The Australian-led B20, which is advising the Group of 20 world ’s leading economies on business inititiaves, has urged member countries not to give up on the Bali trade package.
India has effectively vetoed the World Trade organisation’s Bali trade facilitation declaration, which involves a wide range of initiatives to reduce customs red tape.
WTO decisions are made on a consensus basis and India – supported by its pro-communist allies Cuba, Venezuela and Ecuador – have refused to endorse the Bali declaration, made last December by all 159 members.
It sets caps on how much a country can stockpile and subsidise food – India says the agreement is insufficient for its needs. The Bali package was intended to be put into the WTO rulebook on July 31.
Economists say the streamlining and harmonisation of customs practices will save more than $US1 trillion eventually.
B20 Australia – an advisory forum of business leaders led by Wesfarmers’ Richard Goyder – says it’s “extremely” disappointed in the Indian move and has pledge to continue to push the case for trade facilitation.

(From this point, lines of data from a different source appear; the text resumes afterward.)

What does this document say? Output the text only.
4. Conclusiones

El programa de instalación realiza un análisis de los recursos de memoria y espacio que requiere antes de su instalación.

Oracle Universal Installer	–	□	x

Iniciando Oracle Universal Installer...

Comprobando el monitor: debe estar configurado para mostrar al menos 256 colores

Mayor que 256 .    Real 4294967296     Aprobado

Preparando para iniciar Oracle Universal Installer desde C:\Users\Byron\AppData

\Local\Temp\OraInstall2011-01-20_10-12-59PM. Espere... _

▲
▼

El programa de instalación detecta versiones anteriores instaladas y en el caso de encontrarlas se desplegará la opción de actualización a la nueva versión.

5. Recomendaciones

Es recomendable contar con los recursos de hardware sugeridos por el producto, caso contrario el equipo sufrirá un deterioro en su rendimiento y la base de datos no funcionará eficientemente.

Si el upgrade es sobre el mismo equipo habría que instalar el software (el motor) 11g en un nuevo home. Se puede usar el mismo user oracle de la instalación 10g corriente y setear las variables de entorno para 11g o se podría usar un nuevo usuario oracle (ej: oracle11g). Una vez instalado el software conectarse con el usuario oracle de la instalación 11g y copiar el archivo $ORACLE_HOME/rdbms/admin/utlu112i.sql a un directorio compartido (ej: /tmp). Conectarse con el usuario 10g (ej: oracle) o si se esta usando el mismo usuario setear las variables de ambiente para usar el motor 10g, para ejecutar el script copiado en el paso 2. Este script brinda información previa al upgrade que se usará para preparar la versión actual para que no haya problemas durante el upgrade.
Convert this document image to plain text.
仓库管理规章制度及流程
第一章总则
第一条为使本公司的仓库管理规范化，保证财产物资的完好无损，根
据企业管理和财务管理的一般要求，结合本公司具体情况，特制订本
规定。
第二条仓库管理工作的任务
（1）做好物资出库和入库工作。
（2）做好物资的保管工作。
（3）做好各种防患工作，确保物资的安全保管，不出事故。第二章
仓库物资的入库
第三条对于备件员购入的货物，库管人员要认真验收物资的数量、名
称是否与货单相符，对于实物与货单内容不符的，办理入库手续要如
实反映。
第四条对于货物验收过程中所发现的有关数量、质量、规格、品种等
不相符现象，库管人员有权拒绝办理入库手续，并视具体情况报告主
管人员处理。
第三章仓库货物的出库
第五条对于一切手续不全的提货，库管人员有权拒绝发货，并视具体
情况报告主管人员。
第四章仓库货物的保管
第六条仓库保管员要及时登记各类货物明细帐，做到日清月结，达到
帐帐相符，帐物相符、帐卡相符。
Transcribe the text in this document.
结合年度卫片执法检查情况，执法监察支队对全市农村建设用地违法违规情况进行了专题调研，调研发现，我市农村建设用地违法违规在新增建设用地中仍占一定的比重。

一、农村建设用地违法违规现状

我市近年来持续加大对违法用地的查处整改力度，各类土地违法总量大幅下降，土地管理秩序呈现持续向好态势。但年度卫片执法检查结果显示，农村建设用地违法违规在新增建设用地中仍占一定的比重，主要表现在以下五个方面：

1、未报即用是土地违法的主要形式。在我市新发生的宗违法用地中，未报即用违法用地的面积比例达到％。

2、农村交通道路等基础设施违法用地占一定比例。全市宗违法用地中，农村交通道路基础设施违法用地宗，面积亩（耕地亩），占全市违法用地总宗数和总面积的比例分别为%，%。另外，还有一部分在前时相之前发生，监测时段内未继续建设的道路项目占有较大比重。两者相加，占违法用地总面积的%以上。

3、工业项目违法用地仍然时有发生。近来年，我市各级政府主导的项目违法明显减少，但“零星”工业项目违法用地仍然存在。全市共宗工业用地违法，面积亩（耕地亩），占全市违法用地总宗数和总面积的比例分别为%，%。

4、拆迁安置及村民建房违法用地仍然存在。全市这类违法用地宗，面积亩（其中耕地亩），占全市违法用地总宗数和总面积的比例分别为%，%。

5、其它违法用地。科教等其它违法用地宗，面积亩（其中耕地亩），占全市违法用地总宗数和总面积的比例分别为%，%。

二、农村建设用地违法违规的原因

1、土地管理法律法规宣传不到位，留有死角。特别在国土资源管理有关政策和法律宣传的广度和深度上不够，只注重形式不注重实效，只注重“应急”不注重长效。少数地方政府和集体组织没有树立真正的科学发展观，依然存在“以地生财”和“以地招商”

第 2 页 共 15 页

“We think there’s significant benefits to all countries, particularly developing economies, in freeing up trade facilitation as agreed in Bali,” he says.
“We think it’s disappointing and we would encourage everyone to see if they can get this to happen. It’s important on these trade things to get everyone in because everyone will benefit.”
Research for the B20 suggested the successful and rapid implementation of the Bali agreement could contribute at least 1% to global GDP over the next five years.
Australia is chairing the G20 this year. It will meet in Brisbane in October.